Mr. Fenstermacher is an OBG thought leader on the fate, transport, and remediation of per- and polyfluorinated alkyl substances (PFAS). He is a member of Ramboll's Emerging Contaminant Initiatives team and regularly interfaces with academia, providing branding, business development, and subject matter expertise on PFAS. He has a Bachelor’s degree in Chemical Engineering from Worcester Polytechnic Institute, a Master’s degree in Civil-Environmental Engineering from the University of New Hampshire, and provides project teams across Ramboll with technical and subject matter expertise and supports business and organic growth priorities within the organization.
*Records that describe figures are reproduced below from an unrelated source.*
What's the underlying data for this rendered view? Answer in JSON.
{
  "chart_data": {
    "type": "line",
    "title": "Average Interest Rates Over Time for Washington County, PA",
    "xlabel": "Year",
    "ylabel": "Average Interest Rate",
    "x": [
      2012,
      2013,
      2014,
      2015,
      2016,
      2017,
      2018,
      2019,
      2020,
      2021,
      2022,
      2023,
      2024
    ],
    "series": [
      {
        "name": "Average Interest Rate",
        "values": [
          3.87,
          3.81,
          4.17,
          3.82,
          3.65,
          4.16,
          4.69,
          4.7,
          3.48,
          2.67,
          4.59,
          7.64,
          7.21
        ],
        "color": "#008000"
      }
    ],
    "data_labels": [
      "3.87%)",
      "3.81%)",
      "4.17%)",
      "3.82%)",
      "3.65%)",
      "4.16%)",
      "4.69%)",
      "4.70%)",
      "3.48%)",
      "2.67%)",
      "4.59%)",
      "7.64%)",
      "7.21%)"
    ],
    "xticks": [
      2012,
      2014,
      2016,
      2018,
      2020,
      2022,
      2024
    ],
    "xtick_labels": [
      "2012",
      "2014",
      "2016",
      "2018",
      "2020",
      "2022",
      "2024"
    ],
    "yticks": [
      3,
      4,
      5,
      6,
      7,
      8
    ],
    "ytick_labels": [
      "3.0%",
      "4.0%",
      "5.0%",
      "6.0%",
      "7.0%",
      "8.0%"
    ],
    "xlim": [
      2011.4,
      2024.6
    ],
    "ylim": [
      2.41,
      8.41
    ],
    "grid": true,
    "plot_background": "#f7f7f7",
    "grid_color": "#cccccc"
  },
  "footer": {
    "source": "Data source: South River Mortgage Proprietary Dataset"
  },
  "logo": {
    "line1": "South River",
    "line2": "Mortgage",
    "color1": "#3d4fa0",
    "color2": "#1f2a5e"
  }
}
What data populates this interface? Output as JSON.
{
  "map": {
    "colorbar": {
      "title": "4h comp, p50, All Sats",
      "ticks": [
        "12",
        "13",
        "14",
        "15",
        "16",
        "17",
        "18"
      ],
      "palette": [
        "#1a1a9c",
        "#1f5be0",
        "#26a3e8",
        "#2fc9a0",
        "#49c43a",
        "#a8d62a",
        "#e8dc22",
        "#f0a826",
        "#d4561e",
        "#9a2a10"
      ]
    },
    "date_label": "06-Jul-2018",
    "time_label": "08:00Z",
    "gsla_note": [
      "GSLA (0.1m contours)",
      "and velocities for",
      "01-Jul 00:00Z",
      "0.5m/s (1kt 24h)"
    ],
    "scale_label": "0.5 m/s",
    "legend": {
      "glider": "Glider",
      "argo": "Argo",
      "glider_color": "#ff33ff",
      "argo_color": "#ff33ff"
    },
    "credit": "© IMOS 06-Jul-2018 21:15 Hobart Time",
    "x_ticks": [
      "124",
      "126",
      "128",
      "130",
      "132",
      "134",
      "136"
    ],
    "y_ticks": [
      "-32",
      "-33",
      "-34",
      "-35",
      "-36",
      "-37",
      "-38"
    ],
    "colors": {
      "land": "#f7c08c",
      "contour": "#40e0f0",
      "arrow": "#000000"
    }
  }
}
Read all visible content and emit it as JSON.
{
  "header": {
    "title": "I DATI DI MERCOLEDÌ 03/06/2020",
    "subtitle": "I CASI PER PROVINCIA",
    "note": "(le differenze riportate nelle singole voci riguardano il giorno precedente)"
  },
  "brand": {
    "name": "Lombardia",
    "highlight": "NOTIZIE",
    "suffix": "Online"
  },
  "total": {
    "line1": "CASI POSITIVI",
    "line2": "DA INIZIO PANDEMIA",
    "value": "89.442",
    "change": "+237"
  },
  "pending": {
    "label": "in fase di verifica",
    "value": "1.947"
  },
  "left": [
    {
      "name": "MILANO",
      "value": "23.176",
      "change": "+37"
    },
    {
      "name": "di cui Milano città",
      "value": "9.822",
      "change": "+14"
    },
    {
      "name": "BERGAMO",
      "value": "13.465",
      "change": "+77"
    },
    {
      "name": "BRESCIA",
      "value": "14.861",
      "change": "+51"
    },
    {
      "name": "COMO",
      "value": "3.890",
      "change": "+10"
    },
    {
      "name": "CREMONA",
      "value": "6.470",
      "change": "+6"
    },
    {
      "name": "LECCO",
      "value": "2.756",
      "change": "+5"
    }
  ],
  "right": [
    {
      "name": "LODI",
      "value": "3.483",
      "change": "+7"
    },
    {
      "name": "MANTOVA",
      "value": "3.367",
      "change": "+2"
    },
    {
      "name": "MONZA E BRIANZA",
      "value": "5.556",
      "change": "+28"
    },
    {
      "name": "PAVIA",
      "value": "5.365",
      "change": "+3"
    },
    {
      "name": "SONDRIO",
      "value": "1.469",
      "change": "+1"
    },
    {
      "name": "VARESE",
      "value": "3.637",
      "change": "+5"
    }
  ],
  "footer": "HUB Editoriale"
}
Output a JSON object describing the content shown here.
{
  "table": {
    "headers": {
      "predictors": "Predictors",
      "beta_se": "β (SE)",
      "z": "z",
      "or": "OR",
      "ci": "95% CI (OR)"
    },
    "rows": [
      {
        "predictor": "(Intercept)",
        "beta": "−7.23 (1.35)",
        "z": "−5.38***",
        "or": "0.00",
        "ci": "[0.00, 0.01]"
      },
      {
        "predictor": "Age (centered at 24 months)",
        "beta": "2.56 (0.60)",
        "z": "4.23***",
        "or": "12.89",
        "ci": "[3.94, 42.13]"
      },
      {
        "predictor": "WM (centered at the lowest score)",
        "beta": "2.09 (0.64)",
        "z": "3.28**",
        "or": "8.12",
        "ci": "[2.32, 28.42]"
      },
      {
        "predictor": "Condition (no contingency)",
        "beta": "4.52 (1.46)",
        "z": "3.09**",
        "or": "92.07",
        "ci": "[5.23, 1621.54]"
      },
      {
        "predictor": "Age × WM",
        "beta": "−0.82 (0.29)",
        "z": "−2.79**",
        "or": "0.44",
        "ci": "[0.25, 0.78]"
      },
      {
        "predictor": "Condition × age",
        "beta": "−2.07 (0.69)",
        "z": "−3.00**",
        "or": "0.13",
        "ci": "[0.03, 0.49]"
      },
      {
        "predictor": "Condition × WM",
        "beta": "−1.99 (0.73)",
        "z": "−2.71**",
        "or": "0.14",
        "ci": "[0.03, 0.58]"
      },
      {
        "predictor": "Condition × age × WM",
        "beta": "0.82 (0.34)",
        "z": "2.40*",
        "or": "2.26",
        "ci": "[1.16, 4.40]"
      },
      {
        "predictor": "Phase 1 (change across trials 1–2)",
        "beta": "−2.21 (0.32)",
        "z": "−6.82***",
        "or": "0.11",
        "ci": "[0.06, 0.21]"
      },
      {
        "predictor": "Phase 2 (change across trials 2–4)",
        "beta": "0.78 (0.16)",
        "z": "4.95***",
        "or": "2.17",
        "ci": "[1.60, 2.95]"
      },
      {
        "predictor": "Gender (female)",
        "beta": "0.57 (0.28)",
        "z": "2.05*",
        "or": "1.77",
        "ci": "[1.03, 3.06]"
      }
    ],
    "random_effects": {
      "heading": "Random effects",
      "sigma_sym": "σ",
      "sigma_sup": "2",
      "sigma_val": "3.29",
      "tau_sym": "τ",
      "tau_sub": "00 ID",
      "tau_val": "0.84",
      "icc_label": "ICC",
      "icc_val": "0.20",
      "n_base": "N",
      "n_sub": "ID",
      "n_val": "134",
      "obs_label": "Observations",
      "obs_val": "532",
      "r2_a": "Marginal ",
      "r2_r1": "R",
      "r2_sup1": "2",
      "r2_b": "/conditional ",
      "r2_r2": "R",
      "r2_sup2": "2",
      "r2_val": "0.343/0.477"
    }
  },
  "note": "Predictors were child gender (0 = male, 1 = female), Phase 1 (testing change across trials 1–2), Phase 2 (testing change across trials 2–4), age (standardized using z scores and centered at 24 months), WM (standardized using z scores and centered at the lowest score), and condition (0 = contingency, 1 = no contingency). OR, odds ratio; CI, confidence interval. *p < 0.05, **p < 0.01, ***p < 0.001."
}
Evaluation of Removal Efficiencies from Multiple Stand-Alone and Combined PFAS Treatment Processes
Ramboll is evaluating multiple treatment technologies at the laboratory-scale for treatment of landfill leachate that will involve treatment of raw landfill leachate via dissolved air floatation (DAF), PFAS-specific coagulation/precipitation, membrane filtration, activated carbon adsorption, and plasma destruction. These technologies are being evaluated on a stand-alone basis and in combination in a blocked experimental design whereby we are evaluating the treatment efficacy of (for example) coagulation/precipitation alone for removal of PFAS, and as a pretreatment step for activated carbon adsorption to evaluate increases in treatment efficiency and operational bed life. Stand-alone and multi-step treatment processes (i.e., treatment trains) evaluated include: DAF treatment alone; coagulation/precipitation alone; coagulation/precipitation followed by DAF clarification; coagulation/precipitation followed by activated carbon adsorption; ultrafiltration followed by activated carbon adsorption; ultrafiltration followed by nanofiltration; ultrafiltration followed by reverse osmosis; and ultrafiltration followed by reverse osmosis with plasma destruction of the membrane reject stream. Analytical data collected includes total dissolved solids, total organic carbon, quantitation of 24 individual PFAS (the Michigan minimum laboratory analyte list), and Total Oxidizable Precursor Assay. The presentation will review pre- and post-treatment data, with comparisons of stand-alone and combined treatment efficiencies, including observed PFAS selectivity (e.g., preferential removal of PFSAs in comparison to PFCAs) and total PFAS removal. Because the aqueous matrix was a landfill leachate with starting a total PFAS concentration ranging from 600 to 1,000 ng/L with a low-pH/high organic background, the combined remedy and individual treatment effectiveness results are expected to be highly portable and informative to treatment of virtually any aqueous matrix.